A heist film is a con, aided by missed calculations and abetted by misdirection, but “Lift” follows the flight plan. We never get the sense that anything can go wrong at any time to take everything down. Gray, who previously made “The Italian Job,” puts all the peril in the payoff, and pads the plan with an assured perfection. The teams are formidable, international, and unified. The stakes are high. The situation is impossible. But it’s all under control. Even when “The Engineer,” Luke (Viveik Kalra), goes off track.
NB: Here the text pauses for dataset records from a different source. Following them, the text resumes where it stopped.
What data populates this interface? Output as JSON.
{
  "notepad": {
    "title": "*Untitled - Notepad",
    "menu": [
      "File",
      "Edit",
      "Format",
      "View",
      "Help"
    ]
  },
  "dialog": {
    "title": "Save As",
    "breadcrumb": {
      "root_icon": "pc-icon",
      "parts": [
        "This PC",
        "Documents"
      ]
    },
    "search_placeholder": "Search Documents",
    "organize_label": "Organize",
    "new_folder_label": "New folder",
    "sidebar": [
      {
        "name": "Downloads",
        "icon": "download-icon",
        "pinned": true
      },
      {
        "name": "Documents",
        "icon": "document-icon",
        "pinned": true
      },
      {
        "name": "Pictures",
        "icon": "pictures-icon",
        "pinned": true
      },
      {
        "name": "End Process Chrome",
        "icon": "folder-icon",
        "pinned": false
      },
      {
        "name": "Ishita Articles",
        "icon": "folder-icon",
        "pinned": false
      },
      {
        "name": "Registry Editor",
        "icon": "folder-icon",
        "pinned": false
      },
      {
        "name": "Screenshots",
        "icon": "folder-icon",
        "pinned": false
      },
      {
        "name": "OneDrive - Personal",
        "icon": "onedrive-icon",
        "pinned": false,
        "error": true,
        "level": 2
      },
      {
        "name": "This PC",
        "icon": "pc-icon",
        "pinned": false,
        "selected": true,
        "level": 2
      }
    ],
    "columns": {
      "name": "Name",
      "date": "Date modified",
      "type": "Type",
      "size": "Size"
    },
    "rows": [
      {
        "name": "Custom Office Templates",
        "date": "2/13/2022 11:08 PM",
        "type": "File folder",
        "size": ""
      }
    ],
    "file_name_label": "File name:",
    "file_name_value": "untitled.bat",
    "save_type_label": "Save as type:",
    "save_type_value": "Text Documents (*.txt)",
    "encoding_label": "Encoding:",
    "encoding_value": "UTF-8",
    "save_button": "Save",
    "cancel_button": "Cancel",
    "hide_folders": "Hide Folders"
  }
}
Every hurdle has a workaround, and it’s all been taken into account.
Kevin Hart’s Cyrus “The Boss” Whitaker is a very successful, some might say artistic thief, who shows great versatility in his crimes. He is not a specialist. The Boss leaves such details to his crew of extremely proficient experts. Caught in a play to steal a Van Gogh, they catch the ear of Interpol, who task the team with stealing $100 million in gold from all-around bad guy Lars Jorgensen (Jean Reno). Phrases like “saving people’s lives” are thrown around long after they’re funny. Jorgensen’s henchmen look so much like hired thugs, it’s a wonder they could get on any passenger plane without a full body search. Bribery can only go so far.
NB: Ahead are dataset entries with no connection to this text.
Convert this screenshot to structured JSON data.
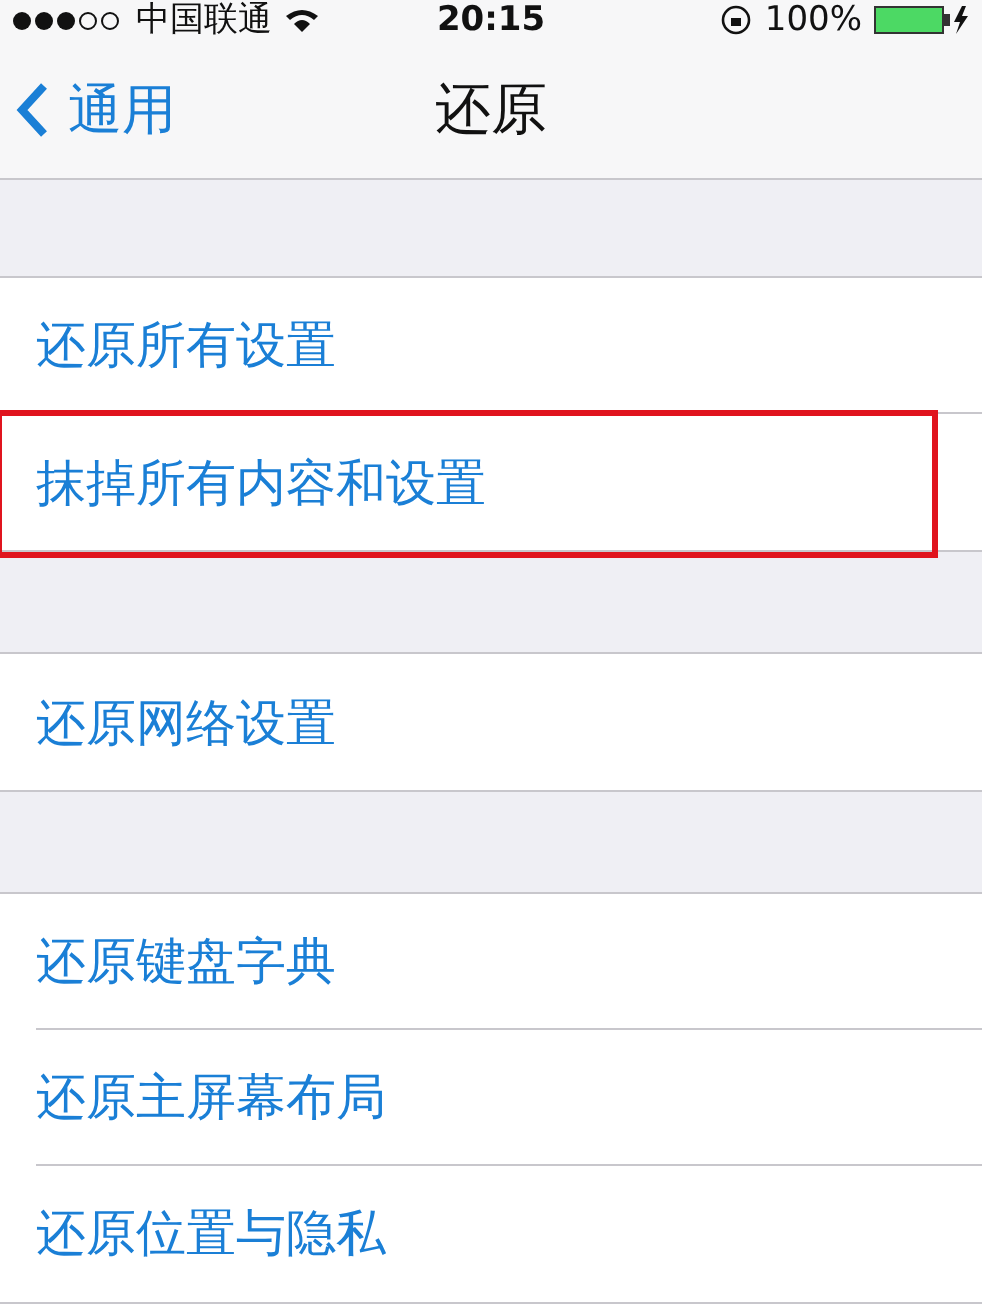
{
  "status_bar": {
    "carrier": "中国联通",
    "time": "20:15",
    "battery": "100%"
  },
  "nav_bar": {
    "back": "通用",
    "title": "还原"
  },
  "groups": [
    {
      "rows": [
        {
          "label": "还原所有设置",
          "highlighted": false
        },
        {
          "label": "抹掉所有内容和设置",
          "highlighted": true
        }
      ]
    },
    {
      "rows": [
        {
          "label": "还原网络设置",
          "highlighted": false
        }
      ]
    },
    {
      "rows": [
        {
          "label": "还原键盘字典",
          "highlighted": false
        },
        {
          "label": "还原主屏幕布局",
          "highlighted": false
        },
        {
          "label": "还原位置与隐私",
          "highlighted": false
        }
      ]
    }
  ]
}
This is no farce or spoof, and there are very few setups for punchlines. These are saved to fill plot holes. The humor is low-key and conversational, which leaves the heavy comic lifting to the special effects, absurd reality, and the ridiculous situations they conspire to project. Úrsula Corberó’s Camila is called “the pilot” of the heist team. She plays it straight as her Tokyo in “Money Heist,” even when an aerial maneuver flips her into a Pippi Longstocking-dancing-on-a-ceiling. Camila never loses balance.
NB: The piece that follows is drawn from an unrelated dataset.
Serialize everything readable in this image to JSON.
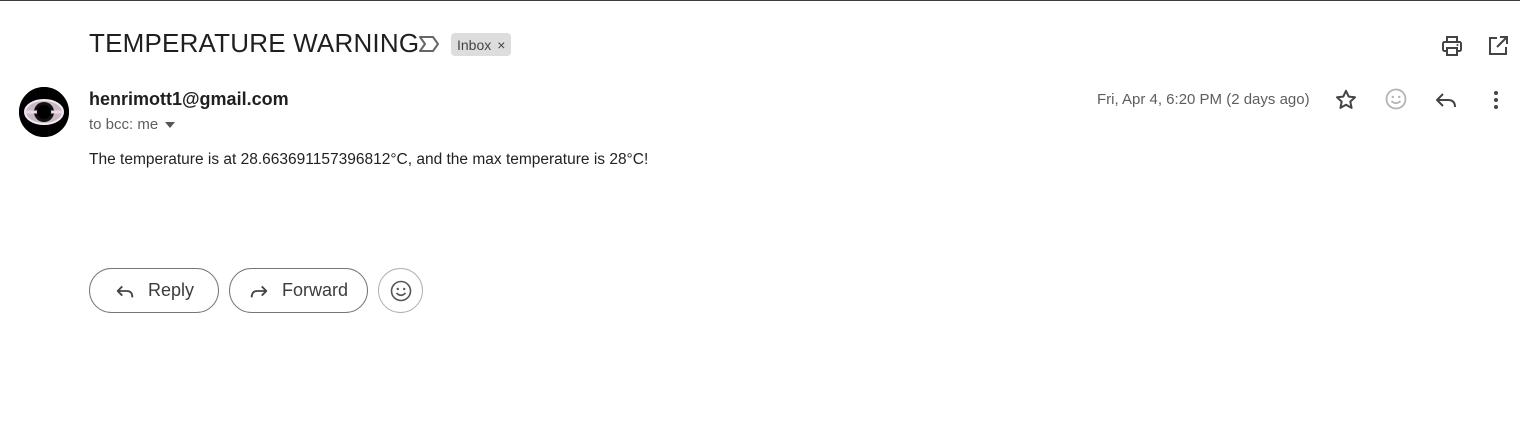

Cyrus is measured to the point of non-dimensional, in spite of all the twists and turns going on in Hart’s mind as he ponders every response. Cyrus doesn’t get angry, he rarely gets flustered, and the audience always knows he’s got something worked out. Hart’s best scenes come with Vincent D’Onofrio. His Denton brings the most mystery to the game, and not only because he buries himself in disguises and likes to refer to himself as Oliver. He’s more of an aging Artful Dodger than Bill Sikes, in spite of nods and winks to Oliver Reed. The audience doesn’t know why Denton costumes himself the way he does. Denton himself may not know, and it resonates. The only other possible internal damage could come from the safecracker Magnus, but only because Billy Magnussen plays him with such affable gusto, we can’t help but think it’s an act. His pledge of loyalty is so heartfelt it should come with cardiac arrest immunity insurance underwritten by international cops.
Cyrus and Denton say much more with much less, shortcutting their history with glances. Interpol agent-with-former-benefits, Abby (Gugu Mbatha-Raw), needs to have the rulebook spelled out in its entirety before Cyrus gets a chance to break any. But don’t expect “Life” to turn into a mid-air “It Takes a Thief.” The agent does not get in the way of the criminal mind. Cyrus’ team breaks laws of physics, not audience expectation. In his 2004 comedy “Soul Plane,” Hart started his own airline. In “Lift,” Cyrus uses his Interpol power to purloin a more-than-state-of-the-art private jet, pimped out with every available, and many unattainable, gadget conceived to ease the fear of flying. Nothing is wasted. A stripper pole will be a line of defense in an extreme ad hoc hostage negotiation at gunpoint.
Kim Yoon-ji gets far too little screen time as Mi-Su, The Hacker, who spends most of her own time with her face buried in LED screens. She establishes herself as a tech world delivery system in the opening gambit, when the crew borrow an NFT-seller who calls himself N8 (Jacob Batalon), mid-auction, in order to secure a legal sale.
The heist at the center of the movie may be a future artistic artifact or a passing fad, but “Lift” doesn’t have enough turbulence to gain traction at the departure gate. There is nothing vague in the con, even when the audience knows which shell they should have been watching. The scheme is a little too rote, and much too easy to predict. Hart makes all the right choices for his character, and it works against him.
“Lift” begins streaming Jan. 12 on Netflix.